Seeking Alpha

NZD/CAD - More Weakness To Follow

Includes: ENZL, FXC
by: Dmitry Lifatov
Dmitry Lifatov
Gold & precious metals, research analyst

Despite a 10% decline since June 2017, NZD/CAD has still some room for a further downward movement;

The main driver of NZD/CAD weakness is a growing economic momentum in Canada and political uncertainty on the eve of the general election in New Zealand;

We suggest taking a small short position in NZD/CAD right now, which should be closed before the announcement of election results in New Zealand on September 23, 2017.

NZD/CAD is a rather interesting pair right now, offering potentially high profitability for traders, despite the fact that it has already moved down by approximately 10% since the beginning of June 2017. Nevertheless, since New Zealand and Canada are now two of the most polarized economies in terms of growth prospects, we expect the continuation of a downtrend in this pair at least till the New Zealand general election, taking place on September 23, 2017.
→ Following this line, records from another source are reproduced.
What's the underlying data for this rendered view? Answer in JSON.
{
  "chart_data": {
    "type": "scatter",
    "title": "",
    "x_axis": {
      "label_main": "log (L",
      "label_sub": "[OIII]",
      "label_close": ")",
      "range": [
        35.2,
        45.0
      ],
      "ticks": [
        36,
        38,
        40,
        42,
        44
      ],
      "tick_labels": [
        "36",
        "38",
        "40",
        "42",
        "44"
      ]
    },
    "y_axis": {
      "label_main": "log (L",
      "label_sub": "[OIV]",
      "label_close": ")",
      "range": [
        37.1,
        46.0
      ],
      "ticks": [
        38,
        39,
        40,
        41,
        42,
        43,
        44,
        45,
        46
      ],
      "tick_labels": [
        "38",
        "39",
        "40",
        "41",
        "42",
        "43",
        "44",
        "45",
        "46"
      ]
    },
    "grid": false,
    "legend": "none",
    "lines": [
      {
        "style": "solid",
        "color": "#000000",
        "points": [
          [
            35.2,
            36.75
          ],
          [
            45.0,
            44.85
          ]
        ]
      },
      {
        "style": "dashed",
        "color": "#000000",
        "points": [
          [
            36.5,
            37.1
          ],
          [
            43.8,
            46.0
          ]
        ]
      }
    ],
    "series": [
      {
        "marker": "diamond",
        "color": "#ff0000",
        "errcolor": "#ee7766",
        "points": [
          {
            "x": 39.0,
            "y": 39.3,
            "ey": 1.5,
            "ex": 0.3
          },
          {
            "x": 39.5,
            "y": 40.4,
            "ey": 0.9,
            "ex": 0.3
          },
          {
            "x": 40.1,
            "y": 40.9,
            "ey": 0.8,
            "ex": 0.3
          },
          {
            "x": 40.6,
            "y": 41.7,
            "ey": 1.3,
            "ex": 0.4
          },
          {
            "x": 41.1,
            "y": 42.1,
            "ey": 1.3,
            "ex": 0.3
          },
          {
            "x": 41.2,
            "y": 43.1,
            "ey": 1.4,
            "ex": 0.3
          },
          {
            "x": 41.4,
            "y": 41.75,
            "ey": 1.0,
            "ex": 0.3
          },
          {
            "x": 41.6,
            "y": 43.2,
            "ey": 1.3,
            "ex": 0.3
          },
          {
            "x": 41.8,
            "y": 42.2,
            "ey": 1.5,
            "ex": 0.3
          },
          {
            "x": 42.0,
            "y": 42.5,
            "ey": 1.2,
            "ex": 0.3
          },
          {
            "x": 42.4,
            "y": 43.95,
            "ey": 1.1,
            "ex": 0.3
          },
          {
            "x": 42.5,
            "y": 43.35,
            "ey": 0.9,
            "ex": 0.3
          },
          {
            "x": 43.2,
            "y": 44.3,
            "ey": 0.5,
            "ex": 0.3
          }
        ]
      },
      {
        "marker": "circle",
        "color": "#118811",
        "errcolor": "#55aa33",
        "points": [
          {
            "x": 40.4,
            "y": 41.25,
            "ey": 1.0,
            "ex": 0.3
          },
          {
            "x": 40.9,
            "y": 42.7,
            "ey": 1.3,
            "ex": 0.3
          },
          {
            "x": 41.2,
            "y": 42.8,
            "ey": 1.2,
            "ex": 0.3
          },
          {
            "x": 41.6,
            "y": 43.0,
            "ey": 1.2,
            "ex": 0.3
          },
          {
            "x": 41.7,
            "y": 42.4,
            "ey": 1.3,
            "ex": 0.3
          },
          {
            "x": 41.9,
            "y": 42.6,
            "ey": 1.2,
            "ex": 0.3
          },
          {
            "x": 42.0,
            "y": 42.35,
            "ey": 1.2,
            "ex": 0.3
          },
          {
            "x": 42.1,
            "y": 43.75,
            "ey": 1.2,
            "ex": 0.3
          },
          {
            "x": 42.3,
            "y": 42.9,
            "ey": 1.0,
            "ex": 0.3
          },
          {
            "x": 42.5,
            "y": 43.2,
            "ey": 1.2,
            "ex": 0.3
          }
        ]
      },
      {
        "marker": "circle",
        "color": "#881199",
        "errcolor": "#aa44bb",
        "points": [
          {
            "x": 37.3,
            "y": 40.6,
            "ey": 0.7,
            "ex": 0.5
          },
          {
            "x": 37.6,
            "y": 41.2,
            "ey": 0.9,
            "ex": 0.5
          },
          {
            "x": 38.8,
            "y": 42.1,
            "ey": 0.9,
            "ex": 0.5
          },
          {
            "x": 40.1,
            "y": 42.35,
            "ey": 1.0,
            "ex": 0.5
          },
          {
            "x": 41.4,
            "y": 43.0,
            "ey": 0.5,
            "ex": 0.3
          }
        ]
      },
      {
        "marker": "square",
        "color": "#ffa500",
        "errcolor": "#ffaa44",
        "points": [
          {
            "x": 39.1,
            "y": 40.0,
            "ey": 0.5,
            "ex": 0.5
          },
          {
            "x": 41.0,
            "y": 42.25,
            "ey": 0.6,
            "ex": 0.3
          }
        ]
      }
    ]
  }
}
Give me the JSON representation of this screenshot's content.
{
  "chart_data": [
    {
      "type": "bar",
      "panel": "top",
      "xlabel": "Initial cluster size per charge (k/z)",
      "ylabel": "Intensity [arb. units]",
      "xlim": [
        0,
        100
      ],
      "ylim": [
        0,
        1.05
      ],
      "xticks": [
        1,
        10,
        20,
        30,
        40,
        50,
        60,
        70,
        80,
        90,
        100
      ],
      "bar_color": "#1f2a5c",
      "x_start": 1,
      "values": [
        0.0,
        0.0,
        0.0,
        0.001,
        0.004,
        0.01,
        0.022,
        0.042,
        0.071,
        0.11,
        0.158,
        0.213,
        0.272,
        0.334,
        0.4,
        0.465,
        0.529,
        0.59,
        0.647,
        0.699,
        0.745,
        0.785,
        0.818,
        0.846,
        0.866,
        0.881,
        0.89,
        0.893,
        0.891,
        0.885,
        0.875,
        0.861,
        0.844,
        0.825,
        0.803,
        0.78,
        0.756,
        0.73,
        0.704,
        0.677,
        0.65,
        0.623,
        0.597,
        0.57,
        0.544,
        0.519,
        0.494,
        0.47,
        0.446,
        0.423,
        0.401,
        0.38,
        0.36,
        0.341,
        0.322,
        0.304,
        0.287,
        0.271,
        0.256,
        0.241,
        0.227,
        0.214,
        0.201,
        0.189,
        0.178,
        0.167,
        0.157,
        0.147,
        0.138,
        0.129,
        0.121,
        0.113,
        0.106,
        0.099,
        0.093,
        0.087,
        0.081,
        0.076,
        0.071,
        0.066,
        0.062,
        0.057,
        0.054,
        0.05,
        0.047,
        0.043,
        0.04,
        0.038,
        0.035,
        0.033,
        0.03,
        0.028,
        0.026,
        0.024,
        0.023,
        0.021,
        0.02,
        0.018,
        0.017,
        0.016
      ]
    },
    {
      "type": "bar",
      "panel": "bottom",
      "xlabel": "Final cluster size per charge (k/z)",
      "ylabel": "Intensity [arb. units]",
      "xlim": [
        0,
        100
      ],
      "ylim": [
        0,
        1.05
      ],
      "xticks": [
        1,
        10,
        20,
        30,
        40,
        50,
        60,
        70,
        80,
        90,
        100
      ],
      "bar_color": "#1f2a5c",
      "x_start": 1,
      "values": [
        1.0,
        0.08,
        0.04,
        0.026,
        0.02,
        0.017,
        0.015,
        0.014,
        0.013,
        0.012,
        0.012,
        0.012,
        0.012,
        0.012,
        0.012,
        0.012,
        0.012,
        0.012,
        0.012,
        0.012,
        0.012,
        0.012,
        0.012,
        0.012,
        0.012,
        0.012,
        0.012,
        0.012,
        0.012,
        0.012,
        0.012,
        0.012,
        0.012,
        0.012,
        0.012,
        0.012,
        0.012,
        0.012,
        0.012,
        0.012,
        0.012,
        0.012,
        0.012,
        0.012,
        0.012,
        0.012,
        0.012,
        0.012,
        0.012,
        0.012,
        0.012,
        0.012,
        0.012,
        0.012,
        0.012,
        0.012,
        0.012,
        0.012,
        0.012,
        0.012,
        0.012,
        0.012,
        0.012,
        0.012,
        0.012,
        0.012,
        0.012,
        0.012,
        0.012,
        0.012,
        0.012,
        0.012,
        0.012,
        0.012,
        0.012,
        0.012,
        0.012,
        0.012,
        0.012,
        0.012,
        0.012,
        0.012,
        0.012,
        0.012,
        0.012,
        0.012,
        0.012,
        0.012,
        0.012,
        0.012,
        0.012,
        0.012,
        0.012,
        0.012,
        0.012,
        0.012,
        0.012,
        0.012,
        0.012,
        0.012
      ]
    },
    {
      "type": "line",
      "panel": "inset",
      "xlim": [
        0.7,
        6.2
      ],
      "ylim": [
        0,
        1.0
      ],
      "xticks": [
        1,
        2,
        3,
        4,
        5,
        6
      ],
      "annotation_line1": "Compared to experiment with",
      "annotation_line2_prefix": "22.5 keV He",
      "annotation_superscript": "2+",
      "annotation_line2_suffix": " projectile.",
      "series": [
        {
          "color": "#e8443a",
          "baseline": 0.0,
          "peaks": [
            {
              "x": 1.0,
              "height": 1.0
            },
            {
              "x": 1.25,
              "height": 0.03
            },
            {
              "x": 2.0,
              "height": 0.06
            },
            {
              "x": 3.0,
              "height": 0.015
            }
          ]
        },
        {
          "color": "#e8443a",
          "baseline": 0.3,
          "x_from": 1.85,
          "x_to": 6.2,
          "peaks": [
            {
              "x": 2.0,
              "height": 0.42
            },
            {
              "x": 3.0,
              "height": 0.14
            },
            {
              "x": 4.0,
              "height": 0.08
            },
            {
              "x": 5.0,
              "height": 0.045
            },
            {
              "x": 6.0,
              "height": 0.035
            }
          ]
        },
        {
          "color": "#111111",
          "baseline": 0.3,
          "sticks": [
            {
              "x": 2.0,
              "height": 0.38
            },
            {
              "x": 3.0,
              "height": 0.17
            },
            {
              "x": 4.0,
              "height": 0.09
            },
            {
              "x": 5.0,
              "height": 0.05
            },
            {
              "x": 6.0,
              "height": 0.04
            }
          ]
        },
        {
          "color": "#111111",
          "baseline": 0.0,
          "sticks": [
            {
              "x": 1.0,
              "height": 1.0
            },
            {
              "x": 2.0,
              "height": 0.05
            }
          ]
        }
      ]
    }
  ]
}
Political uncertainty over the outcome of this election has a strong adverse impact on Kiwi. Despite the fact that some analysts consider election risks as too "overhyped," traders will likely continue to sell the New Zealand dollar on the eve of such an important event. Without diving too deep into the details of the forthcoming vote, we only say that the rivaling parties have very different views on monetary policy issues, making it difficult to predict the probable policy of winners. You can review the main points in their election programs at New Zealand 2017 Election Factbox.

Aside from political reasons for a probable further decline, NZD/CAD has also an economic rationale explaining its weakness. The New Zealand economy faced three main challenges in August 2017: the RBNZ concerns about a higher NZD exchange rate, lower official growth forecasts for 2017 and 2018, and deteriorating values of leading macroeconomic indicators. However, all these factors are already "priced in" by traders, and we don't expect major surprises from this side.

The Canadian economy demonstrates higher-than-expected growth, with Q2 2017 GDP annualized growth rate standing at the level of 4.5%. Interest rate hike on September 6, 2017, by the BoC, also fueled the Canadian dollar rise.

From our point of view, what currently drives the NZD/CAD exchange rate are negative political factors in NZ and strong economic momentum in Canada. This will be enough to send NZD/CAD even lower, but the true watershed in its dynamics can be marked by the outcome of the general election in New Zealand.

We have discussed the current economic conditions in Canada in our previous article "CADJPY - Waiting For A Breakout," concluding that in order to continue a climb of the Canadian dollar, the economy of this country should prove a reversal in inflation downtrend and stabilization of leading macro data, which are not so bright.

The BoC by its recent rate hikes proved that the Canadian economy is strong enough to withstand a tightening of the monetary policy, while the possibility of interest rate hikes in New Zealand is looming. Now, according to investors' expectations, monetary policy tightening in New Zealand will start only in H2 2018, most probably in November 2018.

Technically, NZD/CAD has just broken below a long-term rising trend line, connecting the February 2009's and August 2015's lows on a monthly time frame, which could lead to the acceleration of a decline. Still, the September 2017's probable gains of CAD versus its New Zealand counterpart are limited, making this pair prone to major correction after a breakout of a rising trend line. We would suggest opening a small short position, which should be closed before September 23, 2017. Based on the election results, we should reassess the situation with the economic prospects of New Zealand, and probably wait for a pullback to the broken level around 0.8900-0.9000.

Disclosure: I/we have no positions in any stocks mentioned, and no plans to initiate any positions within the next 72 hours. I wrote this article myself, and it expresses my own opinions. I am not receiving compensation for it (other than from Seeking Alpha). I have no business relationship with any company whose stock is mentioned in this article.